Let $T$ be a bounded normal operator acting from a Hilbert space $H$ to itself. I must check that if the spectrum of $T$ lies in the set defined in the title, then $T$ is an othogonal projection. I know that $T$ is an orthogonal projection iff $T=T^*=T^2$.
I have also at my disposable multiple forms of the spectral theorem, which may come in handy. I must admit though I am still trying to grasp all the notions that are usually used in the statements of the theorem. For instance, I have seen that $T$ can be written as $$T=\int_{\sigma(T)}zE(dz)$$ where $E$ represents a spectral measure, i.e. a map from a sigma algebra to the space of projections on $H$. Are these facts useful to our goal? Any hints are welcome, thank you.
Best Answer
The form of the Spectral Theorem that you wrote gives you $$ T=\int_{\sigma(T)}z\,dE(z)=0\,E(\{0\})+1\,E(\{1\})=E(\{1\}). $$ Thus $T=E(\{1\})$, a projection.

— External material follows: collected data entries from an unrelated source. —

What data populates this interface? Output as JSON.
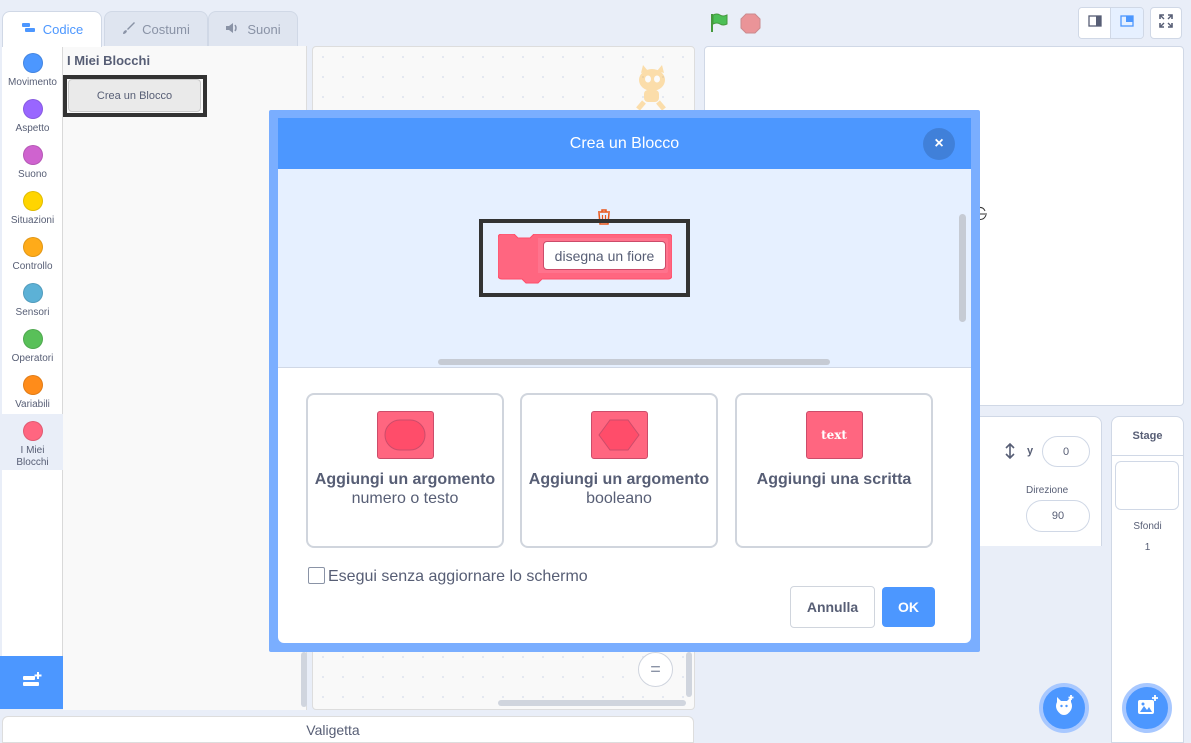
{
  "tabs": [
    {
      "label": "Codice",
      "icon": "code-icon",
      "active": true
    },
    {
      "label": "Costumi",
      "icon": "brush-icon",
      "active": false
    },
    {
      "label": "Suoni",
      "icon": "speaker-icon",
      "active": false
    }
  ],
  "categories": [
    {
      "label": "Movimento",
      "color": "#4c97ff"
    },
    {
      "label": "Aspetto",
      "color": "#9966ff"
    },
    {
      "label": "Suono",
      "color": "#cf63cf"
    },
    {
      "label": "Situazioni",
      "color": "#ffd500"
    },
    {
      "label": "Controllo",
      "color": "#ffab19"
    },
    {
      "label": "Sensori",
      "color": "#5cb1d6"
    },
    {
      "label": "Operatori",
      "color": "#59c059"
    },
    {
      "label": "Variabili",
      "color": "#ff8c1a"
    },
    {
      "label": "I Miei Blocchi",
      "color": "#ff6680",
      "selected": true
    }
  ],
  "palette": {
    "title": "I Miei Blocchi",
    "make_block_label": "Crea un Blocco"
  },
  "scripts": {
    "zoom_reset_label": "="
  },
  "backpack": {
    "label": "Valigetta"
  },
  "sprite_info": {
    "y_label": "y",
    "y_value": "0",
    "direction_label": "Direzione",
    "direction_value": "90"
  },
  "stage_panel": {
    "title": "Stage",
    "backdrops_label": "Sfondi",
    "backdrops_count": "1"
  },
  "modal": {
    "title": "Crea un Blocco",
    "close_symbol": "×",
    "block_name": "disegna un fiore",
    "options": [
      {
        "title": "Aggiungi un argomento",
        "subtitle": "numero o testo",
        "icon": "oval-input-icon"
      },
      {
        "title": "Aggiungi un argomento",
        "subtitle": "booleano",
        "icon": "hexagon-input-icon"
      },
      {
        "title": "Aggiungi una scritta",
        "subtitle": "",
        "icon": "text-label-icon",
        "chip_text": "text"
      }
    ],
    "run_without_refresh_label": "Esegui senza aggiornare lo schermo",
    "run_without_refresh_checked": false,
    "cancel_label": "Annulla",
    "ok_label": "OK"
  },
  "colors": {
    "accent": "#4c97ff",
    "my_blocks": "#ff6680",
    "highlight": "#333333"
  }
}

You can also conclude without the spectral theorem. The operator $S=T^2-T$ has spectrum $$ \sigma(S)=\{\lambda^2-\lambda:\ \lambda\in\{0,1\}\}=\{0\}. $$ So $S$ is normal with spectrum $\{0\}$. It is not hard to see that a normal operator satisfies $\|S\|=\operatorname{spr}(S)$. Thus $\|S\|=0$ and $S=0$. That is, $T^2=T$. Being normal with real spectrum also implies that $T$ is selfadjoint.